Michelle critica alegoria de Bolsonaro como palhaço no Carnaval
17/02/2026, 15:08:05A crítica de Michelle Bolsonaro
A ex-primeira-dama Michelle Bolsonaro utilizou as redes sociais para expressar seu descontentamento com a representação do ex-presidente Jair Bolsonaro durante o desfile da escola de samba Acadêmicos de Niterói, no Carnaval do Rio de Janeiro. Durante a apresentação, que ocorreu no dia 15 de fevereiro, Bolsonaro foi retratado como um palhaço encarcerado, gerando uma série de reações.
Reação nas redes sociais
Em sua publicação, Michelle destacou: “Só para registrar um fato histórico: quem foi preso por corrupção foi Luiz Inácio Lula da Silva. Isso é registro judicial, não opinião.” Com essa declaração, ela se referiu diretamente ao atual presidente da República, em um momento que se tornou bastante discutido nas redes sociais.
A alegoria do desfile
O desfile da Acadêmicos de Niterói foi a primeira apresentação da noite. O samba-enredo homenageava Lula, destacando sua trajetória como operário e relembrando episódios marcantes da política brasileira recente. Além da homenagem ao presidente, a performance incluiu sátiras direcionadas a adversários políticos.
Repercussão e críticas
Uma das partes mais expressivas do desfile foi a comissão de frente, onde um ator caracterizado como Jair Bolsonaro apareceu inicialmente como palhaço e, em seguida, detrás de grades. Essa encenação provocou diversas reações de aliados do ex-presidente nas redes sociais, refletindo a polarização política do país.

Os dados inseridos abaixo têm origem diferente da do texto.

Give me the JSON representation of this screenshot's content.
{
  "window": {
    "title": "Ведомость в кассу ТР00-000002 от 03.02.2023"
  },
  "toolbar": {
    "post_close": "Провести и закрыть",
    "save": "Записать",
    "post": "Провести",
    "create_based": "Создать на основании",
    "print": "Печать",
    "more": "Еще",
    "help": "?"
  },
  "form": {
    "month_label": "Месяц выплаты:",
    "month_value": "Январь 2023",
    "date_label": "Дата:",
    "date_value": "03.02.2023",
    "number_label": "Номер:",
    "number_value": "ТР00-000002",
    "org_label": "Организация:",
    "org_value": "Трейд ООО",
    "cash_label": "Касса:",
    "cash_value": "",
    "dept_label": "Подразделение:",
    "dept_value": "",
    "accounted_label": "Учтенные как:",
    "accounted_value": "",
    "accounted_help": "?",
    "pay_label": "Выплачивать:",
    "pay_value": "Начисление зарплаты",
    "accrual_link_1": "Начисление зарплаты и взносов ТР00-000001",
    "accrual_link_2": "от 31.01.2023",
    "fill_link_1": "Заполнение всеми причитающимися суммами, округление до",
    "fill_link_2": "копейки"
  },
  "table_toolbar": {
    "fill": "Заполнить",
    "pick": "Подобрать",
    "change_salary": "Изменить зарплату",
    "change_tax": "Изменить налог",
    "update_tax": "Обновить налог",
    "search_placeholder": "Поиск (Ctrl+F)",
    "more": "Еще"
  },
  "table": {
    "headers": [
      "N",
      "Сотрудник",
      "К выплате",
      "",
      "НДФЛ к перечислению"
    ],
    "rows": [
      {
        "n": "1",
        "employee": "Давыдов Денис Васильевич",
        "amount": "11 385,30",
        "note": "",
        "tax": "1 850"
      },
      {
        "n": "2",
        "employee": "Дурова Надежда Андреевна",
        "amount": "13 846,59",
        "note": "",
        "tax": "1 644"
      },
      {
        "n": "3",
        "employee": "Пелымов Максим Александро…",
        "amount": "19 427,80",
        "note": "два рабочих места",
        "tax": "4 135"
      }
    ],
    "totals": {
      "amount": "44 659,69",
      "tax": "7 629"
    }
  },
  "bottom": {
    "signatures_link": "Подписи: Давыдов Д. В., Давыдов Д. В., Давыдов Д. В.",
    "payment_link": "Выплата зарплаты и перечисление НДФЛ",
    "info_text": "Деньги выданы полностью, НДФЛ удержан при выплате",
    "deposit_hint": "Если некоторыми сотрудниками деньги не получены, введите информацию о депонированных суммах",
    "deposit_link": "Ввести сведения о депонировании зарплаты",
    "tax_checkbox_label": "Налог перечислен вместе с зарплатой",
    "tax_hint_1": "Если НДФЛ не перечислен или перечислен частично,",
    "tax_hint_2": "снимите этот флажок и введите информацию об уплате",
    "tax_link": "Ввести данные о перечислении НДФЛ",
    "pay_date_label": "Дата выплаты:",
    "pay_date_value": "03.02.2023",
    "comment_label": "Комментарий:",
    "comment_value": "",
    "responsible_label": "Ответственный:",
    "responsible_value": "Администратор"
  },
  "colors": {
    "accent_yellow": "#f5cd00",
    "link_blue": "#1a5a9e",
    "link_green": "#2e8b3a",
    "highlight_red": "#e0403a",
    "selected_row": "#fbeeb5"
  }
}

Durante o evento, Lula estava em um camarote ao lado do prefeito do Rio, Eduardo Paes, e de alguns ministros. A primeira-dama, Rosângela Lula da Silva, conhecida como Janja, também fez presença no local, mas optou por não desfilar.
Reações da oposição
A homenagem a Lula também gerou críticas de outros membros da oposição. No X (antigo Twitter), o senador Flávio Bolsonaro (PL-RJ) acusou o presidente de usar recursos públicos para autopromoção. Por sua vez, o ex-juiz e agora senador Sergio Moro (União Brasil-PR) comentou que “faltou o carro da Odebrecht”, aludindo à Operação Lava Jato e insinuando uma conexão com a corrupção.